Dia histórico, 2 de março de 2020
Em 2 de março de 2020, a pedido do Papa Francisco, o Arquivo Histórico da Seção para a Relação com os Estados abriu à consulta dos estudiosos de todo o mundo os documentos do pontificado de Pio XII. Há quase dez anos, em vista desta abertura, os Superiores da Secretaria de Estado decidiram encaminhar um projeto de digitalização de toda a documentação relacionada ao pontificado. Um grande desafio tecnológico para o Arquivo Histórico que teve que encontrar métodos de hardware e software que a longo prazo pudessem dar conta da grande quantidade de documentos. São 1 milhão e 300 mil documentos digitais que serão progressivamente completados com outros 700 mil documentos.

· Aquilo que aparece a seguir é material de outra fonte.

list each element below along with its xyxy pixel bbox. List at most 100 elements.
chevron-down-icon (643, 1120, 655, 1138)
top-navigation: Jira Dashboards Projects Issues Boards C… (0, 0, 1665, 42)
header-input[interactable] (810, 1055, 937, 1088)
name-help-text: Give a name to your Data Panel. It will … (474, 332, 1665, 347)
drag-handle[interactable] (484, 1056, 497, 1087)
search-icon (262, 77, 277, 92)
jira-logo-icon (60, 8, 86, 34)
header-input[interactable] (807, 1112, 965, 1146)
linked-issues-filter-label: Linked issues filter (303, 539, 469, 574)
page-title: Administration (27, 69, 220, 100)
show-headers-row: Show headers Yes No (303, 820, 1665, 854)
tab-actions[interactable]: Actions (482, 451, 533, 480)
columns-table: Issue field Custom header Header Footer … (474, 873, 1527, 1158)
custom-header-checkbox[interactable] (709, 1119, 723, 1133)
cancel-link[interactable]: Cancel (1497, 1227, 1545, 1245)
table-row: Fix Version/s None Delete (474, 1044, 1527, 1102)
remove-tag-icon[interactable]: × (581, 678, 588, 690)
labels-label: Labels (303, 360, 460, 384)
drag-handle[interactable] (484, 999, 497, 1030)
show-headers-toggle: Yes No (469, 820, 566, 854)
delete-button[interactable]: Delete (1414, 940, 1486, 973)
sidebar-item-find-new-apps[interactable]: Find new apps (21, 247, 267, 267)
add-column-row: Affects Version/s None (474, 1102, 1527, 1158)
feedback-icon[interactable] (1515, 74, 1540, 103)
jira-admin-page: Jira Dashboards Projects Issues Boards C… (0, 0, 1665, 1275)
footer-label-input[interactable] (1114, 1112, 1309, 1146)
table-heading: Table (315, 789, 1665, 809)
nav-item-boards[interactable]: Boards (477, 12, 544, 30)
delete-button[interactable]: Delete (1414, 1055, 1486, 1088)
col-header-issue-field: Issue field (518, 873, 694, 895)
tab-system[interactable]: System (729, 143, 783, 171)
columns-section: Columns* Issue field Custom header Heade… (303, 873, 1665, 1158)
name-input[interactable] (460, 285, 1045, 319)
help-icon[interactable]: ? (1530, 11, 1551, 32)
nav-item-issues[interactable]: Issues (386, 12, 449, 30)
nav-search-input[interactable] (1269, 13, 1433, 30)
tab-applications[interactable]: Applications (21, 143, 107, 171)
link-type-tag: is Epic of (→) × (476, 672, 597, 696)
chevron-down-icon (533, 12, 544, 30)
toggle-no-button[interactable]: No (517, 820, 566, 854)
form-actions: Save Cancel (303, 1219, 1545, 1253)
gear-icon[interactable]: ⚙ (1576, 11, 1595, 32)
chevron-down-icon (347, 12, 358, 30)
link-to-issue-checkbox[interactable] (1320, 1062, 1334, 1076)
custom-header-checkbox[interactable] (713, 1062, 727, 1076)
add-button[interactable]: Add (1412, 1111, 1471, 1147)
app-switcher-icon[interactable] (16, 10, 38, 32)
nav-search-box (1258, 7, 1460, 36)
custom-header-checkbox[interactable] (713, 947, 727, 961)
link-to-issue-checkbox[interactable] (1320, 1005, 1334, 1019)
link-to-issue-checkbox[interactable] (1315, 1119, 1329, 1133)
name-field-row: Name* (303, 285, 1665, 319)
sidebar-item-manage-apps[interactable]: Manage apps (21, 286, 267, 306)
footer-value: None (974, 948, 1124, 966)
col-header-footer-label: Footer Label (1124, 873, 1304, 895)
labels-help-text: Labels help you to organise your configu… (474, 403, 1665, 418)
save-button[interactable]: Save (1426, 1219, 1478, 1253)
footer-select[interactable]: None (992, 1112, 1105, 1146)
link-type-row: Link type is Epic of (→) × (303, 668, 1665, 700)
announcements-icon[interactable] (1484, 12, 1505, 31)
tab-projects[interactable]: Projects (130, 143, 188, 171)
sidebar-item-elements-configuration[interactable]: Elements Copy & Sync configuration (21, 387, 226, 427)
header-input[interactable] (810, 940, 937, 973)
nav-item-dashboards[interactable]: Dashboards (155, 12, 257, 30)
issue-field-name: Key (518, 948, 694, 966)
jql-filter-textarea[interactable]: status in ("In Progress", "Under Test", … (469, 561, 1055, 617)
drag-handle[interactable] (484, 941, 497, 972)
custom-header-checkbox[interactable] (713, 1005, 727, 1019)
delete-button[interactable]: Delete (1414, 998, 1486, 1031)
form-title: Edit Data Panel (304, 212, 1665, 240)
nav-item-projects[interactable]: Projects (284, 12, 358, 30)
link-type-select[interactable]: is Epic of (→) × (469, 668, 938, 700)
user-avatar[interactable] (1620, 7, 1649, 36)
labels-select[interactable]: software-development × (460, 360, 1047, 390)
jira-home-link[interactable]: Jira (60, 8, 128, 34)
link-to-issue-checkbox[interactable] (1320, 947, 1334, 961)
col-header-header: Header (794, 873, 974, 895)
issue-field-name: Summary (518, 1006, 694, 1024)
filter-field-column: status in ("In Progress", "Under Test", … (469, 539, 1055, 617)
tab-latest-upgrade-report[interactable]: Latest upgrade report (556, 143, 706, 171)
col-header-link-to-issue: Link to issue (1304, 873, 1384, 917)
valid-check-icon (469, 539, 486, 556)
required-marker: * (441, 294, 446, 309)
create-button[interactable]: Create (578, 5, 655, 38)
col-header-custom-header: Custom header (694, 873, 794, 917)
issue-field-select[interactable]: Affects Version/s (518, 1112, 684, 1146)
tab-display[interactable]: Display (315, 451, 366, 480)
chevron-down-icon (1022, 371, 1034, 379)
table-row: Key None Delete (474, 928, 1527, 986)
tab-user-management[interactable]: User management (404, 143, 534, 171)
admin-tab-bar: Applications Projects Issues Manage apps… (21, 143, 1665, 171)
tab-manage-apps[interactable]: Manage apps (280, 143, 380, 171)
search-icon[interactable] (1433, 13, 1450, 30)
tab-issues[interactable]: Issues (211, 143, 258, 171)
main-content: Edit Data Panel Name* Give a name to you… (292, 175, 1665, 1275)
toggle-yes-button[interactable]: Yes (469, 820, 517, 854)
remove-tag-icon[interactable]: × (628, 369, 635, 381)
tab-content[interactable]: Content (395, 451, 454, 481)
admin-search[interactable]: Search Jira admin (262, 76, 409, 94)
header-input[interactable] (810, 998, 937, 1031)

Um verdadeiro desafio para o Arquivo, tanto no período inicial, porque estavam sendo modificadas completamente as modalidades de arquivamento, com o uso de tecnologias modernas, assim como durante toda a fase de preparação.
Personagens inesperados
Entre as séries arquivísticas tradicionais, com denominação da Nação à qual se referem, os documentos destacam um particular surpreendente: a série arquivística “Judeus”, 170 fascículos com a história de cerca de 4 mil nomes. Entre estes na sua grande maioria são pedidos de ajuda por parte de católicos com descendência judaica, mas não faltam os judeus. Encontra-se personagens inesperados: o jovem pesquisador de estudos humanísticos Paul Oskar Kristeller, homem de fama mundial pelos seus estudos humanísticos que pede ajuda à Santa Sé. Embora no seu arquivo permaneça desconhecida ou obscurada a ajuda dada para a sua fuga da Europa para os EUA. Também encontra-se Tullio Liebman, considerado o fundador da “Escola processualística de São Paulo” e no pós-guerra foi professor de fama mundial nas Universidades de Pavia, Turim e Milão, foi ajudado pelos colaboradores de Pio XII, e também pôde fugir para a América do Sul. Será preciso muito tempo para reconstruir a atmosfera e o ambiente destas ações. Mas pelo menos o estudioso poderá abrir outras séries como por exemplo Itália 1352b, onde encontrará o fascículo “Acusações contra Mons. Ottaviani por ter concedido documentos falsos para judeus e tê-los abrigado em edifícios extra-territoriais”.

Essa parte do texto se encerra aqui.